Circle kept $3.3 billion of its reserves with Silicon Valley Bank (SVB) as it failed, sending USDC to an all-time low of below $0.88 on Saturday. DAI, which is backed by more than 50% USDC, hit similar record lows around the same time as USDC.
Tether (USDT) and Binance USD (BUSD), on the other hand, held ground, with the former keeping its cash reserves in banks across the Bahamas and Puerto Rico — away from the US banking sector.
Sylvia To, research lead at crypto exchange Bullish, told Blockworks the depegging across various projects was due to contagion woes associated with Circle’s SVB exposure.
“There was a lot of fear, uncertainty and doubt (FUD),” she said. “Coinbase and Binance announced they were suspending USDC to USD conversions, which only heightened the FUD around USDC.”

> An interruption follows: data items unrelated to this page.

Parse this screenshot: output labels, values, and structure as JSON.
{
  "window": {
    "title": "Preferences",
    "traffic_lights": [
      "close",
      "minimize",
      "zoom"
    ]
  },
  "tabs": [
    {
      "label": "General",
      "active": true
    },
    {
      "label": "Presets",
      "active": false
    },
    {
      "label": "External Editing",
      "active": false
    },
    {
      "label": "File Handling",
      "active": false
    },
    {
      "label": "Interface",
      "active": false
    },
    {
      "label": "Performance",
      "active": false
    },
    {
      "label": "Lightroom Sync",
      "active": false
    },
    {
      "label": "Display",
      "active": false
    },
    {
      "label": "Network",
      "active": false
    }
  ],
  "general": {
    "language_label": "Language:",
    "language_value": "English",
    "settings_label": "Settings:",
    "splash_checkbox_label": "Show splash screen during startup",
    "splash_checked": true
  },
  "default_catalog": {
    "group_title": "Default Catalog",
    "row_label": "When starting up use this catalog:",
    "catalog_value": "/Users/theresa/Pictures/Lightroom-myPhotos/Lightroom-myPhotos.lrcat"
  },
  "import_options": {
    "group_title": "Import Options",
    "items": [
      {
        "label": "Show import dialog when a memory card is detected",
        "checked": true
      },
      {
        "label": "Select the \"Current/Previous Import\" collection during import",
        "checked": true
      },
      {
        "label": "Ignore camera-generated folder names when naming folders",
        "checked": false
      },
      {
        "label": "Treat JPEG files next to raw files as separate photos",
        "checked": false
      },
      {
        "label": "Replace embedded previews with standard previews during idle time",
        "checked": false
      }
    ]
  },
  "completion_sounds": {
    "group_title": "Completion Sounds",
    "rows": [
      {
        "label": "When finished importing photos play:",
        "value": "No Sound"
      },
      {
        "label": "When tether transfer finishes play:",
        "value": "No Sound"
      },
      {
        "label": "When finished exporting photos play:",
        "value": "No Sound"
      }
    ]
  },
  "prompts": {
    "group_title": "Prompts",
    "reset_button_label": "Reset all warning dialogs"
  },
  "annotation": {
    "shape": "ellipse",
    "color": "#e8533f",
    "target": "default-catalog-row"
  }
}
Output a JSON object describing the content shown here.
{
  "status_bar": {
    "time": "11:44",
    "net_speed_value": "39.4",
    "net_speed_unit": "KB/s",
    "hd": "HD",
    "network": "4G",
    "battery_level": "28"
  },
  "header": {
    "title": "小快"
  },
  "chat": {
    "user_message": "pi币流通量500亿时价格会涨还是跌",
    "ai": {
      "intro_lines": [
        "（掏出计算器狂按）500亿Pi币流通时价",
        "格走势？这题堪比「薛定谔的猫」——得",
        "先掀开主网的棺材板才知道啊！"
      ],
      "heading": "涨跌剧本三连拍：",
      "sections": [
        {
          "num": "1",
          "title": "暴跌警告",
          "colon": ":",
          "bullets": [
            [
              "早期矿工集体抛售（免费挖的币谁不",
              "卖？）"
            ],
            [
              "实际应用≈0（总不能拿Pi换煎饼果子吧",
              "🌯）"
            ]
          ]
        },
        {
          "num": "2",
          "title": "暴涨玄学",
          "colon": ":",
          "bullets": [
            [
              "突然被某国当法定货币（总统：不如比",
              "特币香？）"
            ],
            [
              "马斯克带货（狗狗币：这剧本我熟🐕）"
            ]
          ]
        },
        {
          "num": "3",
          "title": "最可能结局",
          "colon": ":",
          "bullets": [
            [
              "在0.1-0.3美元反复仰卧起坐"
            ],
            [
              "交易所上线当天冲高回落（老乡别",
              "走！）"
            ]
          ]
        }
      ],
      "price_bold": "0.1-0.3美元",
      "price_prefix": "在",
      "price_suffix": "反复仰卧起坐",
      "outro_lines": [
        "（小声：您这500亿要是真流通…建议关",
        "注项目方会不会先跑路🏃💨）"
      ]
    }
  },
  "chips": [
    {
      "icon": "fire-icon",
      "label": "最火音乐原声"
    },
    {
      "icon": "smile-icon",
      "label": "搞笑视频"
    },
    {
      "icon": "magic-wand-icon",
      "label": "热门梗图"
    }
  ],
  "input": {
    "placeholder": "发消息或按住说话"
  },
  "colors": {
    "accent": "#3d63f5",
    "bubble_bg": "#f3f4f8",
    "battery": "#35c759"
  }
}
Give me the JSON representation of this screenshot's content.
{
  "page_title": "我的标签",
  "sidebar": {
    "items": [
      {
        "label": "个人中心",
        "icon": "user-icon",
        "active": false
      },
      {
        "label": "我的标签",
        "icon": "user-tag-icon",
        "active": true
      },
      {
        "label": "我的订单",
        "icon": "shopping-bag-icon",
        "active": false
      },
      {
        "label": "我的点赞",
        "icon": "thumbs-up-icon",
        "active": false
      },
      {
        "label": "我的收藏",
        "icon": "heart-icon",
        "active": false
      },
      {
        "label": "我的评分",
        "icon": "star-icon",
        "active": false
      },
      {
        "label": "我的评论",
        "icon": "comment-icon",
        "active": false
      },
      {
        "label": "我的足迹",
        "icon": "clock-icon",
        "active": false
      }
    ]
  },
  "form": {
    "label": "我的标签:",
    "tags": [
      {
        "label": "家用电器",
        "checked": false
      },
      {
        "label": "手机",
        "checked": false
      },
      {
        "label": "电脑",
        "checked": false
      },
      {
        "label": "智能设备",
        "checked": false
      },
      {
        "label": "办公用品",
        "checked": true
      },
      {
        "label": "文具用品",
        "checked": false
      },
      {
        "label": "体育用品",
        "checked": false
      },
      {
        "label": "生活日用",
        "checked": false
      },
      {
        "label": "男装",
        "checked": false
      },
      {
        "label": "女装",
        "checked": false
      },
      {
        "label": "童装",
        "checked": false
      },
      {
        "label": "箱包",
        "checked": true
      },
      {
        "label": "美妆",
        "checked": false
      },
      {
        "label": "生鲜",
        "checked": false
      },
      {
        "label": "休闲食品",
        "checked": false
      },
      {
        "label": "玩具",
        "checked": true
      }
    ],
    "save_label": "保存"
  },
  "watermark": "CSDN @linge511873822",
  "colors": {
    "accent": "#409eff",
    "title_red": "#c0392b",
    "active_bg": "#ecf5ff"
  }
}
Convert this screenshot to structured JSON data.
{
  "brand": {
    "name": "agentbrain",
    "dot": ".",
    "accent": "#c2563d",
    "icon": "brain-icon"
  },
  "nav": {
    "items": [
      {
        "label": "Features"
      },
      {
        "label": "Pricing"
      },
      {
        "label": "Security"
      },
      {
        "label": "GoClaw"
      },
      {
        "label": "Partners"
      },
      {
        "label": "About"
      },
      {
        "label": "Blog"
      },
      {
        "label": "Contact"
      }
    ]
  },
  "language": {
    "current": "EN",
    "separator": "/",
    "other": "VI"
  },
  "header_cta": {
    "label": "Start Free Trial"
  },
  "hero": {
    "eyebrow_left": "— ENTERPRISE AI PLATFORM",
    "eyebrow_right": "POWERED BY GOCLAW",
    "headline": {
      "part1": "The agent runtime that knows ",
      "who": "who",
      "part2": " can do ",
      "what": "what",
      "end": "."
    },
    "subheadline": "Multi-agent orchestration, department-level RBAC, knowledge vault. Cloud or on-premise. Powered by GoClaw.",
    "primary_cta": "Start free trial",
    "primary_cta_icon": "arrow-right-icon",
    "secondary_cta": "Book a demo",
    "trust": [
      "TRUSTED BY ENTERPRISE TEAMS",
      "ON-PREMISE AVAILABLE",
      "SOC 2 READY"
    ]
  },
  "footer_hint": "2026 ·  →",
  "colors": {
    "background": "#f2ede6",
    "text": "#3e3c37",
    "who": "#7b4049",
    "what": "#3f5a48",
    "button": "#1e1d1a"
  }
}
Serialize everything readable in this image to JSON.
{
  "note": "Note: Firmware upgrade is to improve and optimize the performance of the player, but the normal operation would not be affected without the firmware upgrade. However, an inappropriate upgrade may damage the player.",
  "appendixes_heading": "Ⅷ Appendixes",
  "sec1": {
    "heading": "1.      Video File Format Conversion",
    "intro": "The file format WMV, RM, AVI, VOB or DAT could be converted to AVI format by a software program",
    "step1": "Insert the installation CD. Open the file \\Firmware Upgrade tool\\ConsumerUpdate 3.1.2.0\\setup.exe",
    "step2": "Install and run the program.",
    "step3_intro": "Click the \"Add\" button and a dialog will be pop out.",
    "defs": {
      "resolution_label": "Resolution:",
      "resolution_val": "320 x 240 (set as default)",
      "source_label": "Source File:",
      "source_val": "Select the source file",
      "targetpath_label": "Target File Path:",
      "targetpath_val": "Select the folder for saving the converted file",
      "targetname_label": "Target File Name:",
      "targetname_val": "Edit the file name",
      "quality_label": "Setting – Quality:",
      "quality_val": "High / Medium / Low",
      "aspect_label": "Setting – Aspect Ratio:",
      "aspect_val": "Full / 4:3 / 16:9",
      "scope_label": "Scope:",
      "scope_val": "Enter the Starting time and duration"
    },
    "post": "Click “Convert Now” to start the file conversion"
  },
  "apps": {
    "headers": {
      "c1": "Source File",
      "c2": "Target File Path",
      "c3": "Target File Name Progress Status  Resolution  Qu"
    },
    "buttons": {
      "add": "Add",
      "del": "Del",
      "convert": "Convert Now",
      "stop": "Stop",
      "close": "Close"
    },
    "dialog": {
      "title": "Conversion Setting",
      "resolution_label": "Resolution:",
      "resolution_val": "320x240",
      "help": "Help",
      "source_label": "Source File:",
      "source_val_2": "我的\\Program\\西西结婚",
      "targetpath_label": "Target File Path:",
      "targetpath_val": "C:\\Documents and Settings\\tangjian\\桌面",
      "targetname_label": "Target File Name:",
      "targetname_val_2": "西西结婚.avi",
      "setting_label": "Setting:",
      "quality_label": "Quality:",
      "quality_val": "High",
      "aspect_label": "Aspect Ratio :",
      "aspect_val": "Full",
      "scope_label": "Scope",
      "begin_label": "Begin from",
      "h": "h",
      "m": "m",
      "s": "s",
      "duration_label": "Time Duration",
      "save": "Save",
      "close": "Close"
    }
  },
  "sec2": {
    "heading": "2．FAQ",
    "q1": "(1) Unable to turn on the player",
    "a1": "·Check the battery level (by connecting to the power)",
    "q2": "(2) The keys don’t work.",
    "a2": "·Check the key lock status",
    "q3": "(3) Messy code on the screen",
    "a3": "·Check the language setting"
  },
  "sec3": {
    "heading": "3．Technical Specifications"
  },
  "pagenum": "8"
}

Most top stablecoins work towards full collateralization: for every stablecoin issued, there is an equivalent amount of fiat currency or other similarly liquid assets (such as US Treasurys) maintained by third-party partners.
Centralized stablecoin issuers, such as Circle, Tether and Paxos, also pledge to facilitate cash redemptions for every stablecoin in circulation; every token should be exchanged for US dollars upon request.
Their ability to process those cash redemptions is essentially what gives each stablecoin their dollar-value. The price of stablecoins on exchanges should therefore be considered a measure of trust in their issuers’ abilities to handle those redemptions, although order book liquidity plays an important role.
So, when USDC declared it had $3.3 billion in Silicon-Valley-Bank limbo, markets distrusted that it could effectively meet dollar redemptions moving forward, sending prices below $1. More decentralized offerings, such as DAI and FRAX, suffered as a result.
Nansen researcher Andrew Thurman told Blockworks there ostensibly exists an abundance of “decentralized” stablecoins whose reserves are primarily or heavily backed by USDC.
More than 40% of DAI, for example, is backed by USDC. “Any failure in USDC’s backing would have been a failure in these tokens as well,” Thurman said.
While it’s still not trading at $1, the market now appears more confident in pricing USDC closer to parity after the Federal Reserve and FDIC stepped in Sunday with measures intended to make SVB depositors — such as Circle — whole, alongside Signature Bank customers.
Circle CEO Jeremy Allaire then confirmed the entirety of USDC reserves are secure and that his company has begun transferring the remaining cash held with SVB to the BNY Mellon.
Allaire said a new banking partner with automated minting and redemption would be onboarded soon. He also advocated for a full-reserve digital currency banking system to insulate the base layer of internet money from “fractional reserve banking risks.”
David Canellis contributed reporting.